Now, as lead pastor for Broadmoor Community Church, the Cheyenne Mountain resident continues to provide a spiritual compass for community seeking that relationship and invites everyone to join her in her quest.

Next month,Cubbage begins her third year as the first woman preacher in the BCC’s 60-year history. It is a responsibility Cubbage takes seriously — and seriously enjoys.

“It’s a joy to be here,” she said. “This congregation loves each other, gets involved with community and wants to be in relationship with God.”

Cubbage possesses many of the traits people seek in a spiritual leader. She is tall, poised and articulate, and projects a self-effacing nature many find refreshing. Even her office — void of the trappings associated with someone of position — speaks that trait, her surroundings as simple as the message she preaches: Jesus saves.

A round, wooden table reminds visitors that Jesus worked with and died on wood, and that his love, like the table’s rounded top, has no end. Lowering herself into a chair, Cubbage talked about that love and how BCC has grown in its service to the community.

“I am happy to be a part of BCC as it expands its understanding of God’s grace while sharing the good news of His unconditional love with the community,” Cubbage said.
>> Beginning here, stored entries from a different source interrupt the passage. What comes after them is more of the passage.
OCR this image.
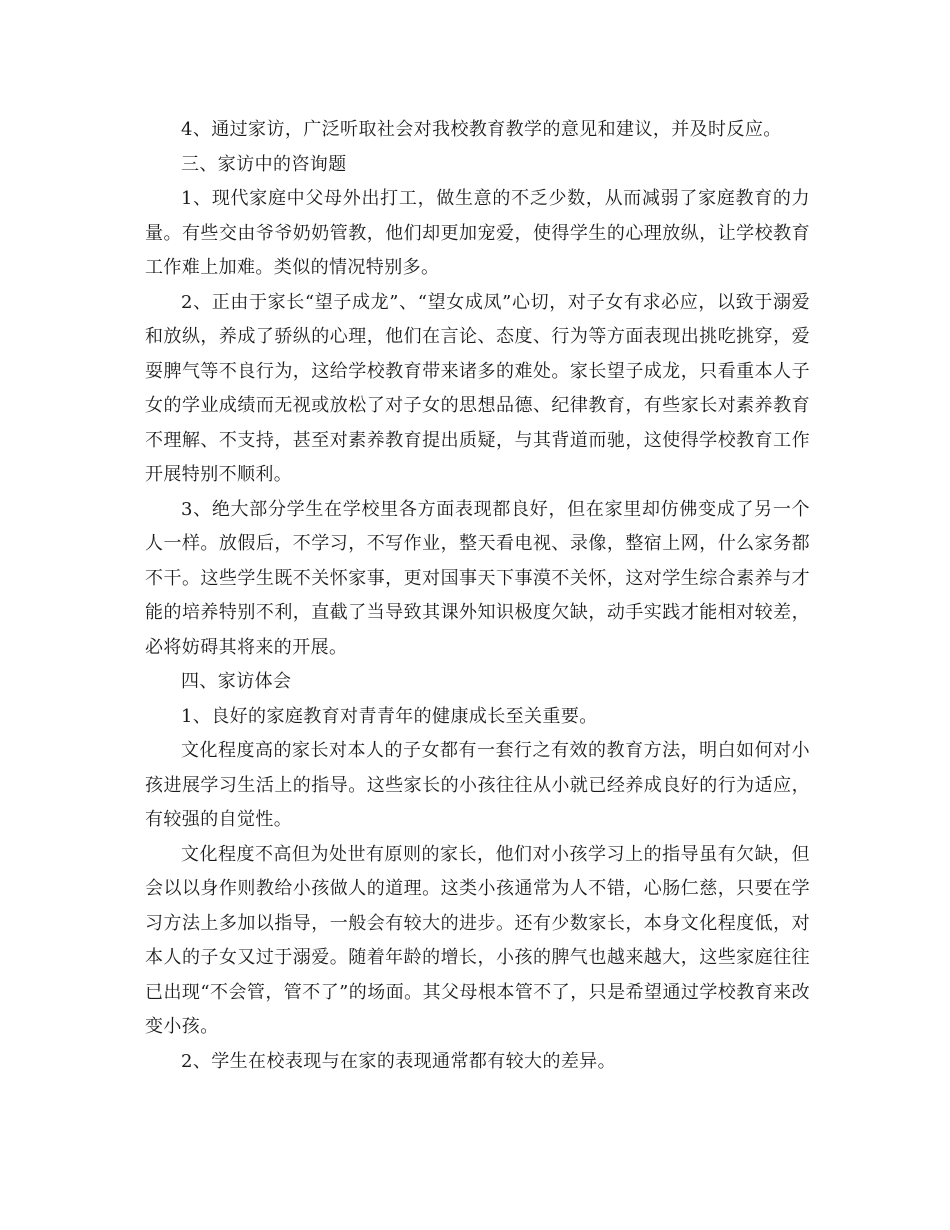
4、通过家访，广泛听取社会对我校教育教学的意见和建议，并及时反应。

三、家访中的咨询题

1、现代家庭中父母外出打工，做生意的不乏少数，从而减弱了家庭教育的力量。有些交由爷爷奶奶管教，他们却更加宠爱，使得学生的心理放纵，让学校教育工作难上加难。类似的情况特别多。

2、正由于家长“望子成龙”、“望女成凤”心切，对子女有求必应，以致于溺爱和放纵，养成了骄纵的心理，他们在言论、态度、行为等方面表现出挑吃挑穿，爱耍脾气等不良行为，这给学校教育带来诸多的难处。家长望子成龙，只看重本人子女的学业成绩而无视或放松了对子女的思想品德、纪律教育，有些家长对素养教育不理解、不支持，甚至对素养教育提出质疑，与其背道而驰，这使得学校教育工作开展特别不顺利。

3、绝大部分学生在学校里各方面表现都良好，但在家里却仿佛变成了另一个人一样。放假后，不学习，不写作业，整天看电视、录像，整宿上网，什么家务都不干。这些学生既不关怀家事，更对国事天下事漠不关怀，这对学生综合素养与才能的培养特别不利，直截了当导致其课外知识极度欠缺，动手实践才能相对较差，必将妨碍其将来的开展。

四、家访体会

1、良好的家庭教育对青青年的健康成长至关重要。

文化程度高的家长对本人的子女都有一套行之有效的教育方法，明白如何对小孩进展学习生活上的指导。这些家长的小孩往往从小就已经养成良好的行为适应，有较强的自觉性。

文化程度不高但为处世有原则的家长，他们对小孩学习上的指导虽有欠缺，但会以以身作则教给小孩做人的道理。这类小孩通常为人不错，心肠仁慈，只要在学习方法上多加以指导，一般会有较大的进步。还有少数家长，本身文化程度低，对本人的子女又过于溺爱。随着年龄的增长，小孩的脾气也越来越大，这些家庭往往已出现“不会管，管不了”的场面。其父母根本管不了，只是希望通过学校教育来改变小孩。

2、学生在校表现与在家的表现通常都有较大的差异。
Wanting to serve God wasn’t even on Cubbage’s radar when the Arizona native embarked on a teaching career. After earning a bachelor’s degree in secondary education from the University of Arizona and a master’s degree in sports health from Texas Tech University, Cubbage took a teaching job in Dallas.

After 17 years of teaching, Cubbage answered the divine call to provide a spiritual signpost to those seeking a relationship with God, she said. She earned a master’s degree in Divinity at Perkins School of Theology at Southern Methodist University in Dallas, and went on to preach in Elkhart, Ind., and Cape Cod, Mass.
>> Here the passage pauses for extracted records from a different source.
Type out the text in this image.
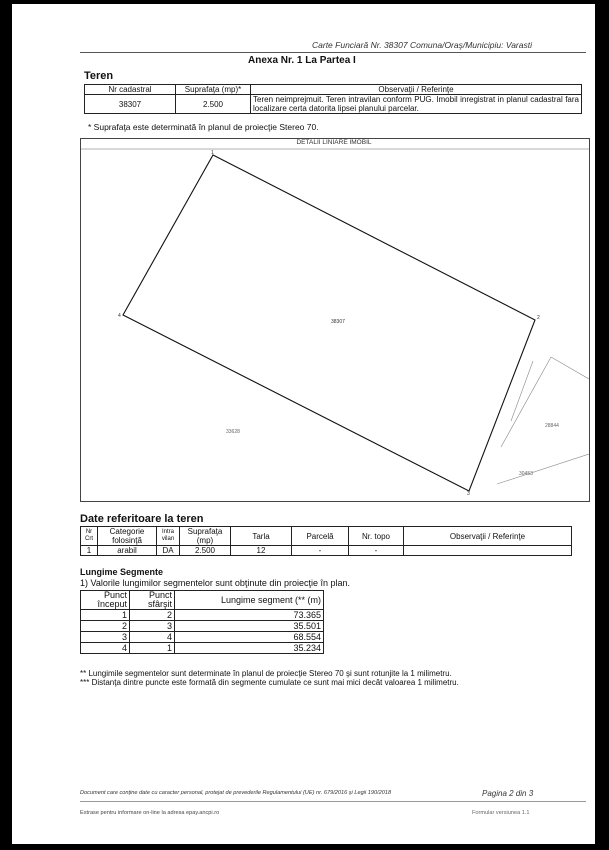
Carte Funciară Nr. 38307 Comuna/Oraş/Municipiu: Varasti
Anexa Nr. 1 La Partea I
Teren
Nr cadastral	Suprafaţa (mp)*	Observaţii / Referinţe
38307	2.500	Teren neimprejmuit. Teren intravilan conform PUG. Imobil inregistrat in planul cadastral fara localizare certa datorita lipsei planului parcelar.
* Suprafaţa este determinată în planul de proiecţie Stereo 70.
1
2
3
4
38307
33628
28844
30453
DETALII LINIARE IMOBIL
Date referitoare la teren
Nr Crt	Categorie folosinţă	Intra vilan	Suprafaţa (mp)	Tarla	Parcelă	Nr. topo	Observaţii / Referinţe
1	arabil	DA	2.500	12	-	-	
Lungime Segmente
1) Valorile lungimilor segmentelor sunt obţinute din proiecţie în plan.
Punct început	Punct sfârşit	Lungime segment (** (m)
1	2	73.365
2	3	35.501
3	4	68.554
4	1	35.234
** Lungimile segmentelor sunt determinate în planul de proiecţie Stereo 70 şi sunt rotunjite la 1 milimetru.
*** Distanţa dintre puncte este formată din segmente cumulate ce sunt mai mici decât valoarea 1 milimetru.
Document care conţine date cu caracter personal, protejat de prevederile Regulamentului (UE) nr. 679/2016 şi Legii 190/2018	Pagina 2 din 3
Extrase pentru informare on-line la adresa epay.ancpi.ro	Formular versiunea 1.1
Cubbage arrived at BCC in January 2017. Parishioners welcomed the reverend and her ministry. Because of her gender, Cubbage, on occasion, felt she might have been held to a higher standard than her male predecessors. However, those feelings didn’t last long, she said.

“I felt that way to some extent probably because I experienced it often at my last church,” Cubbage said. “However, people don’t make a conscious effort to make me feel that way. Folks have accepted me and I feel at home here.”

BCC has journeyed far during her tenure, Cubbage said. She is proud of her congregation which, despite political differences, work together, she said. She is pleased with the Outreach programs being offered of Music Minister Lynn Hurst for incorporating bell choirs and summer concerts into BCC’s services.

The Dec. 19 Blue Christmas service, a non-traditional holiday service designed for people experiencing loneliness during the holiday season, also offers fellowship. Because of these and other programs and services, people are discovering and learning about God’s word, she said. “We’re becoming known as a church that gets engaged with the community,” Cubbage said.

Cubbage also praised the Broadmoor neighborhood’s fellowship efforts. She described the Broadmoor neighborhood as having an open heart and philanthropic involvement that works for the good of the community. “They want to be faith partners and empower people to walk in the journey of sharing God’s love with the world,” Cubbage said of the neighborhood surrounding the church she stewards.

Because BCC is smaller than her previous church, Cubbage finds herself in a more hands-on role instead of attending various board meetings that once comprised much of her ministry. “I am less connected to those groups here probably because BCC is a smaller church serving a much larger city, and I like it,” Cubbage said.

Looking to 2019, Cubbage hopes the Broadmoor Community Church will continue reaching out to the community; in particular, families relocating to the area. “We are trying to grow our youth ministry and hope these folks find community here,” Cubbage said.